INCONSCIENTE Adentramos neste momento no terreno que realmente nos interessa: a
psicanálise. Paralelamente às tentativas de sistematização de um conhecimento acerca do
psiquismo humano por Wundt e James, surgem os trabalhos de Freud e a consequente
formalização da psicanálise. Sigmund Freud mudou o rosto da psicologia de maneira dramática,
ao propor uma teoria da personalidade e uma concepção de homem com ênfase a um outro
aspecto do psiquismo humano que não a consciência, como era a feito até então. Esse novo
aspecto da subjetividade a ser considerado era o inconsciente. De acordo com Freud, como
vimos anteriormente, o sofrimento o humano e os distúrbios psicológicos são resultado de
conflitos de ordem inconsciente. Em seu trabalho clínico com pacientes que sofriam de histeria
e outras doenças de ordem psicológica, Freud 6 sistematizou que as experiências da primeira
infância e os impulsos e conteúdos provenientes desse inconsciente contribuem para o
desenvolvimento da personalidade e do comportamento dos adultos. Neto (2019) aponta que
a psicanálise surge da necessidade de Freud de desenvolver uma compreensibilidade causal
dos fenômenos psíquicos, extrapolando a esfera da consciência, trabalhada até então.
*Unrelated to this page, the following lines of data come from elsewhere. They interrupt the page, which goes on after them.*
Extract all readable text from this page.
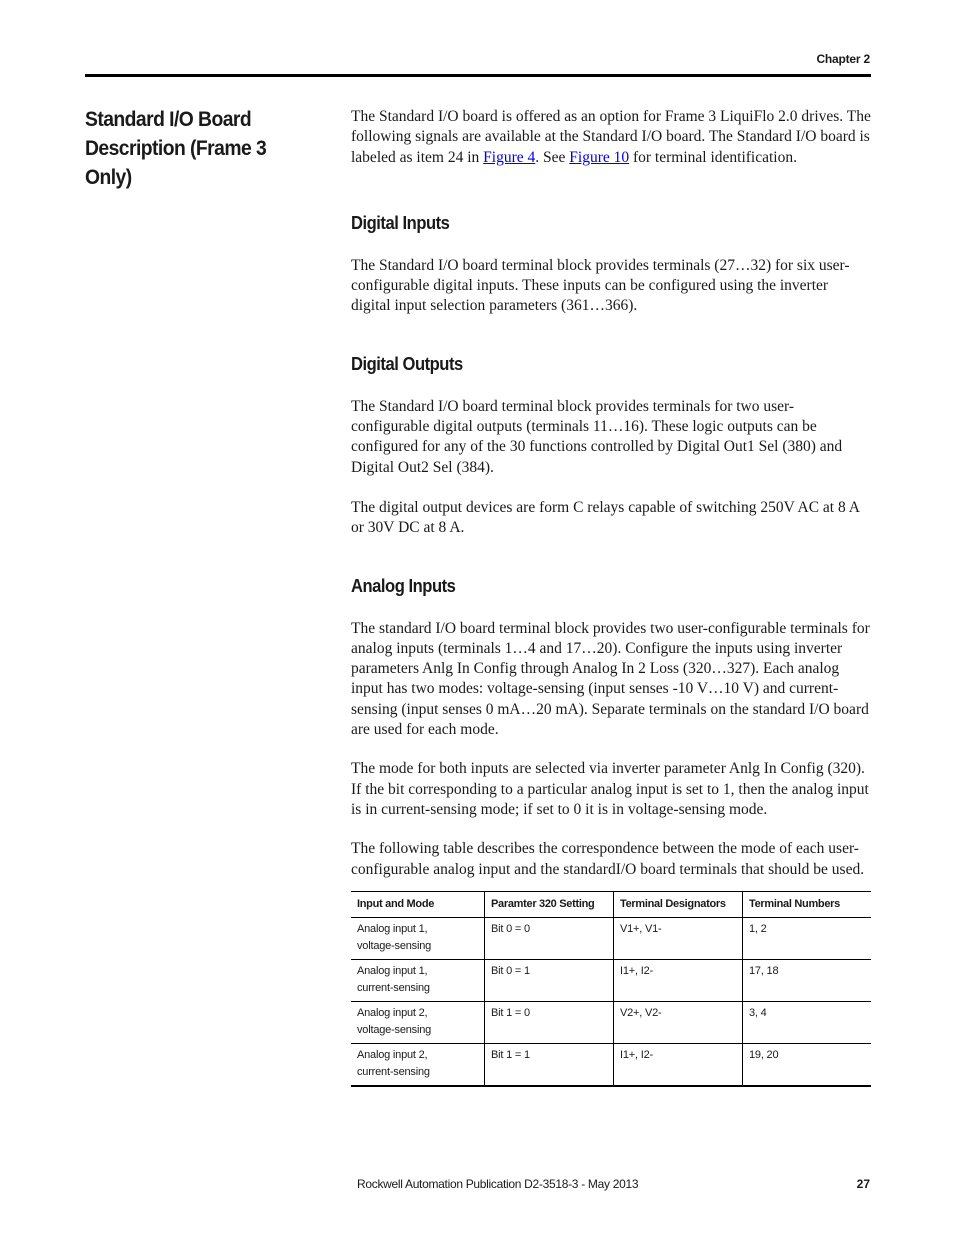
Chapter 2
Standard I/O Board Description (Frame 3 Only)

The Standard I/O board is offered as an option for Frame 3 LiquiFlo 2.0 drives. The following signals are available at the Standard I/O board. The Standard I/O board is labeled as item 24 in Figure 4. See Figure 10 for terminal identification.

Digital Inputs

The Standard I/O board terminal block provides terminals (27…32) for six user-configurable digital inputs. These inputs can be configured using the inverter digital input selection parameters (361…366).

Digital Outputs

The Standard I/O board terminal block provides terminals for two user-configurable digital outputs (terminals 11…16). These logic outputs can be configured for any of the 30 functions controlled by Digital Out1 Sel (380) and Digital Out2 Sel (384).

The digital output devices are form C relays capable of switching 250V AC at 8 A or 30V DC at 8 A.

Analog Inputs

The standard I/O board terminal block provides two user-configurable terminals for analog inputs (terminals 1…4 and 17…20). Configure the inputs using inverter parameters Anlg In Config through Analog In 2 Loss (320…327). Each analog input has two modes: voltage-sensing (input senses -10 V…10 V) and current-sensing (input senses 0 mA…20 mA). Separate terminals on the standard I/O board are used for each mode.

The mode for both inputs are selected via inverter parameter Anlg In Config (320). If the bit corresponding to a particular analog input is set to 1, then the analog input is in current-sensing mode; if set to 0 it is in voltage-sensing mode.

The following table describes the correspondence between the mode of each user-configurable analog input and the standardI/O board terminals that should be used.

Input and Mode	Paramter 320 Setting	Terminal Designators	Terminal Numbers
Analog input 1,
voltage-sensing	Bit 0 = 0	V1+, V1-	1, 2
Analog input 1,
current-sensing	Bit 0 = 1	I1+, I2-	17, 18
Analog input 2,
voltage-sensing	Bit 1 = 0	V2+, V2-	3, 4
Analog input 2,
current-sensing	Bit 1 = 1	I1+, I2-	19, 20
Rockwell Automation Publication D2-3518-3 - May 2013	27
Foi da
noção de que o sofrimento histérico não se explicava e nem se tratava em um plano da
consciência que surge essa nova concepção. Para explicar os fenômenos com os quais estava
lidando (experiência empírica e clínica, importante frisar), foi necessário apelar para essa outra
ordem de causas, que não aparece na superfície da consciência: a ordem do inconsciente. Com
isso, surge a concepção de homem da psicanálise, a do sujeito do inconsciente. Essa outra
ordem é designada como inconsciente, e suas relações causais invisíveis em jogo são
tematizadas pela metapsicologia proposta por Freud. A metapsicologia seria, assim, um
conjunto de elaborações de nível teórico que possibilita formalizar a vida psíquica para além
dos fenômenos superficiais da consciência. A partir da metapsicologia, compreendemos a
dinâmica e a topologia psíquicas. Desse modo, é por meio dela que se sustenta a concepção de
homem do sujeito do inconsciente. Neto (2019, p. 24) ainda nos situa que “a metapsicologia
seria um esforço especulativo necessário para dar conta de explicar o desenrolar dos dados da
consciência que sem ela seriam episódios alheios uns aos outros, sendo impossível traçar uma
trama que os interligasse”. A teoria proposta e sistematizada por Sigmund Freud, a psicanálise,
impactou profundamente o pensamento do século XX. Suas influências extrapolaram o campo
da saúde mental e da psicologia, como bem sabemos, adentrando outras áreas, como a arte, a
educação e a pedagogia, a literatura, a cultura popular etc. Devido à noção de cientificismo
dominante (que leva em conta os métodos propostos nas ciências exatas e da natureza para a
construção de conhecimento), a psicanálise tem de enfrentar um certo descrédito. Houve na
psicologia um movimento que tentou adequar os métodos utilizados em outras ciências para o
estudo da subjetividade e do comportamento humanos. Grandes alterações na compreensão
da psicologia como ciência durante o início do século XX. Paralelamente à psicanálise, uma
outra escola de pensamento de origem americana (ou seja, com influência do pensamento de
7 James de modo a adequar a psicologia às metodologias tidas como científicas), conhecida
como behaviorismo, ganhou espaço no cenário da psicologia. O behaviorismo faz um grande
esforço para tornar a psicologia uma disciplina que se enquadra na noção de ciência
socialmente dominante, concentrando-se puramente no comportamento observável. Assim,
acabou trazendo uma grande mudança em relação às perspectivas teóricas anteriores (como as
de Wundt e Freud), rejeitando a ênfase tanto na mente consciente quanto no inconsciente,
com foco naquilo que poderia ser observado e “metrificado”: o comportamento.